56 Salomon, “Conozca las diez.”
57 See “Open and Shut: The Case of the Honduran Coup” (U.S. Embassy Tegucigalpa cable to Washington), WikiLeaks, June 28, 2009, https://wikileaks.org/plusd/cables/09TEGUCIGALPA645_a.htm.
58 See Arshad Mohammed and David Alexander, “Obama Says Coup in Honduras Is Illegal,” Reuters, June 29, 2009; Ben Feller, “Obama’s Stand on the Honduran Coup,” Associated Press, June 30, 2009; and Tim Padgett, “Why Obama Won’t Use the M-Word for Honduras’ Coup,” Time, September 5, 2009.
59 See, among multiple analyses during the 2016 presidential campaign, Robert Naiman, “Did Secretary of State Hillary Clinton Enable the Coup in Honduras?,” Huffington Post, February 19, 2016; or Tim Shorrock, “How Hillary Clinton Militarized U.S. Policy in Honduras,” Nation, April 5, 2016.
60 Booth, Wade, and Walker, Understanding, 228.
Network Structure
View Infographic: The Structure of Corruption in Honduras
The networks that have been ushered into control of the Honduran political economy by this process are perhaps less unitary than those of such highly structured kleptocracies as Azerbaijan, or Cambodia, or Zine el-Abidine Ben Ali’s Tunisia.61 In those countries, the private sector is or was almost entirely dominated by subordinate members of the ruler’s clan. In today’s Honduras, by contrast, the public, private, and criminal sectors, while closely intertwined, are quite fractious and retain at least some autonomy.

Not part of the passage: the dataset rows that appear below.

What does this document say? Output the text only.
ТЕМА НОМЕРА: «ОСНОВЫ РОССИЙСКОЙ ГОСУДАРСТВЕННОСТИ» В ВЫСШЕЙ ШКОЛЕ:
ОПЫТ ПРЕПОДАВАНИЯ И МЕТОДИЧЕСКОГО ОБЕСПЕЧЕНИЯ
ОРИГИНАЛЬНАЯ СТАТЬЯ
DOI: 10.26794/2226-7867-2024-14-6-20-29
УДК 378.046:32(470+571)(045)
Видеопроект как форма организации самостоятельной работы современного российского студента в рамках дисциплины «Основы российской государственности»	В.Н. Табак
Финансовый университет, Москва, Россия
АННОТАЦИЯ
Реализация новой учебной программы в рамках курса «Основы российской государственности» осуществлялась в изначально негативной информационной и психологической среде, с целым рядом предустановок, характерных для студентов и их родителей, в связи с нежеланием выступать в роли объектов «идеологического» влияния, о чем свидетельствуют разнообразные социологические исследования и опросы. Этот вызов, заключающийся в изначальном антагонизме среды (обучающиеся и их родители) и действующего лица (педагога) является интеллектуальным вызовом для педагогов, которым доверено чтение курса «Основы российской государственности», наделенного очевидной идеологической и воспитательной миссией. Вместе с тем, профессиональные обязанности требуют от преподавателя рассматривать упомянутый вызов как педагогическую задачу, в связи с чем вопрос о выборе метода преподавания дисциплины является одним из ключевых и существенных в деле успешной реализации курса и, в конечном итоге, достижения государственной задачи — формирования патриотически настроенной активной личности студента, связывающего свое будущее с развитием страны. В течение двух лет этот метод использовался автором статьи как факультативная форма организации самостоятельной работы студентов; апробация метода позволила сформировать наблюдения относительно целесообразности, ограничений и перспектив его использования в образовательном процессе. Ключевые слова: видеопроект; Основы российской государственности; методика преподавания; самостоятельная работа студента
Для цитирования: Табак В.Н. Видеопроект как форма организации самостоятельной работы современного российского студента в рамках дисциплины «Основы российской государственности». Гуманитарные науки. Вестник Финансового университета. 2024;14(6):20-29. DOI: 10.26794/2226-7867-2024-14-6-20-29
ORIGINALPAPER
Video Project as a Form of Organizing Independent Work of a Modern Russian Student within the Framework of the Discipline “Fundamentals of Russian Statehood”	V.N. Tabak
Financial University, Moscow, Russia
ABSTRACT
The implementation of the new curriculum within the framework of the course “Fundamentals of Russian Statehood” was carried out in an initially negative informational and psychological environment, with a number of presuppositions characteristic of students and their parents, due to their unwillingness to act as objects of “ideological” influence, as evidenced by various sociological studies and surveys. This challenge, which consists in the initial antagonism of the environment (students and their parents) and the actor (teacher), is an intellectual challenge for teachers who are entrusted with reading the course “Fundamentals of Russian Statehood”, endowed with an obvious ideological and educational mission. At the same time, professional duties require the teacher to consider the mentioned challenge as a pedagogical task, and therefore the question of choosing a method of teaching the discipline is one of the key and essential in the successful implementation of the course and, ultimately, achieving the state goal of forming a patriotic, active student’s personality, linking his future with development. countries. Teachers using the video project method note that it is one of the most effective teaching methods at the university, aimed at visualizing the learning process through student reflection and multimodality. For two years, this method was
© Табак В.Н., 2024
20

For example, much of the modern private sector (banking, energy production, fast food and tourism, telecommunications, a few export commodities) lies in the hands of a small number of families whose shared Levantine origins isolate them somewhat from the rest of Honduran society. Such families—the Facussés, the Canahuatis, the Goldsteins, the Kafies, the Laraches, the Nassers, the Rosenthals, among others—moved to Honduras from the Middle East in the first part of the twentieth century and have benefited from post-Mitch economic policies. Until very recently, they tended to marry endogenously, thus preserving their distinct culture and identity.62 (Those marriages can largely be understood as economic alliances.) Several individual members have served in high public office, such as Flores, who was a nephew of the group’s late patriarch, Miguel Facussé; Carlos Facussé’s daughter, Mary Elizabeth Flores Flake, the current ambassador to the United Nations, or former minister to the presidency Yani Rosenthal.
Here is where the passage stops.